This misguided but fascinating article by Fred Moleck, presented at the 32nd Annual Liturgy Conference, June 14-16, 2004, at the University of Notre Dame, is entitled: "Music and Liturgy Before and After the Second Vatican Council." It is humorous, maddening, and finally very revealing.
He recounts what he regards as the dreary liturgical life before the Second Vatican Council and treats the postconciliar period as some sort of new dawn of all that is bright and beautiful. And what has it brought us? His perspective is summed up by his triumphant declaration that "Marty Haugen's Mass of Creation is sung worldwide."
Can you imagine? Forty years of struggle, millions spent on workshops and publications, more than a thousand years of musical development stopped in the name of "participation," the careers of countless numbers of talented musicians dashed against the rocks, and this is what they have to show for themselves?

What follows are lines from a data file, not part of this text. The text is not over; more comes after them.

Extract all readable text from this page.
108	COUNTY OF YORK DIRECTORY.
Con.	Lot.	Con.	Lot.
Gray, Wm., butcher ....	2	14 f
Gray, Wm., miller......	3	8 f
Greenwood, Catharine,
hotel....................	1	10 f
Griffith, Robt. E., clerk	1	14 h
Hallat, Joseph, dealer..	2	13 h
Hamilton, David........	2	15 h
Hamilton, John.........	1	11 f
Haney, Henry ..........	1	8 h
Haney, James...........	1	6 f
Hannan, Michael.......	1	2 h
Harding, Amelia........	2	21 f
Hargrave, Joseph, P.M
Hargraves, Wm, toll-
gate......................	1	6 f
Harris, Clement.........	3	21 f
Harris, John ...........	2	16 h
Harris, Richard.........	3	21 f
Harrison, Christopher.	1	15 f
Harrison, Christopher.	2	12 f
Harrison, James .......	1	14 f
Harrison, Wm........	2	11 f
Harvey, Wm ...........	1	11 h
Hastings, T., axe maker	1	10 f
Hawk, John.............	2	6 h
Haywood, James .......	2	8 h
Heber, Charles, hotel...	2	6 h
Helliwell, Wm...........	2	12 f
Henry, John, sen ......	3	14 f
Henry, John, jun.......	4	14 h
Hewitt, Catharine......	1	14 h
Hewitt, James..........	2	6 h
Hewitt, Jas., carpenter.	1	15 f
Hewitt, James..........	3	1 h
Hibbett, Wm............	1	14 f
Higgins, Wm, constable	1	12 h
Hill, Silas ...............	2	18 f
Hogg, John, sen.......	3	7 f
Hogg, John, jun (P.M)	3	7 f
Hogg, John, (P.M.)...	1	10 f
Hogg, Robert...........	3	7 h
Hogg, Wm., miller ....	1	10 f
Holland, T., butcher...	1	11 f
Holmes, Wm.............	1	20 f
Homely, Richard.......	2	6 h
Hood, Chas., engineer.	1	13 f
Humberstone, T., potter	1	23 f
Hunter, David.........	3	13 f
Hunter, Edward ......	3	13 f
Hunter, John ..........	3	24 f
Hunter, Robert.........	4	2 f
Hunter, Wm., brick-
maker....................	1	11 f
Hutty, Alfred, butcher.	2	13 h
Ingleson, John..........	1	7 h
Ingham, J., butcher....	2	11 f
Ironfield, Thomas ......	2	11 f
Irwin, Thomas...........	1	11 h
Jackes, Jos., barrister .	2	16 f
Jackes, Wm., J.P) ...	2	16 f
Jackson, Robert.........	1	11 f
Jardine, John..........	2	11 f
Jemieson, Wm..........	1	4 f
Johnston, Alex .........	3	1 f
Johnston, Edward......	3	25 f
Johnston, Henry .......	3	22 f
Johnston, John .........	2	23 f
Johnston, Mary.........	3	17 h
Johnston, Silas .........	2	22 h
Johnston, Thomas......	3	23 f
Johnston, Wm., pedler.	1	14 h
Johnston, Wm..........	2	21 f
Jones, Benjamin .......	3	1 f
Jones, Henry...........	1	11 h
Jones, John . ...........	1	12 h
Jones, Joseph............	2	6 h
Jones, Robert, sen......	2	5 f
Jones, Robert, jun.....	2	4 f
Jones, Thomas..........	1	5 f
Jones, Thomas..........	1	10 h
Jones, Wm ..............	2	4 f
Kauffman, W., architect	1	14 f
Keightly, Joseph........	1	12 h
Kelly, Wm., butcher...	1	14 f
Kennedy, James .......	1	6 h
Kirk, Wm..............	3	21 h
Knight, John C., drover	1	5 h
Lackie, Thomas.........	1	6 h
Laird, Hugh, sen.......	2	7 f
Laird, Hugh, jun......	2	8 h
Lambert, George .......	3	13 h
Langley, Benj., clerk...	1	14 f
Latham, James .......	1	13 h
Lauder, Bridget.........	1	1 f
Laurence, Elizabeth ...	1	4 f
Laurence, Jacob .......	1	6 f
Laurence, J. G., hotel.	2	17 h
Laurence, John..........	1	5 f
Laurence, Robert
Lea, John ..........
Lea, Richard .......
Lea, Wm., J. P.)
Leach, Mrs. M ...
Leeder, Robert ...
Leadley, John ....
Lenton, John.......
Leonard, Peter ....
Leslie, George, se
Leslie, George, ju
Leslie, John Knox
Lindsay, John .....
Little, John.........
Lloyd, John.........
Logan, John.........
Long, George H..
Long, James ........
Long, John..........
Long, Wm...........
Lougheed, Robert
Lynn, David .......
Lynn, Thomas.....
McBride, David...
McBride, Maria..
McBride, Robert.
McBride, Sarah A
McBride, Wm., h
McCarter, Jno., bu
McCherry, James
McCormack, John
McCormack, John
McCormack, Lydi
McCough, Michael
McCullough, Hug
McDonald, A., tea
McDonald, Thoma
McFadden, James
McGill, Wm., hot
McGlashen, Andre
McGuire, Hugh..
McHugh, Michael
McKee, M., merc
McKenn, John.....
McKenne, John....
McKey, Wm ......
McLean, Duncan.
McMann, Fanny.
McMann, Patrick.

Well, it turns out that near the end--in a section that reads like a eulogy for a movement that has lost its way and its energy--he too has some regrets. He describes the "frustration, anger, and remorse" he and his compatriots felt after Liturgicam Authenticam in 2001. He urges the gathered group not to despair but rather look back at happier times. He is also willing to admit that they made errors in strategy that made the restoration of the sacred an inevitability:
Perhaps forty years from now someone will visit us, wherever we might be and whatever state of consciousness we might be in, and ask the question, "Didn't you see it coming? Didn't you see the need to reckon with the staggering popularity of EWTN's liturgies; the success of Taizé music creating reflective prayer; the GIRM's eloquent plea for silence in the liturgy, the enormous concern of numerous newly ordained deacons and priests for 'old church things'?"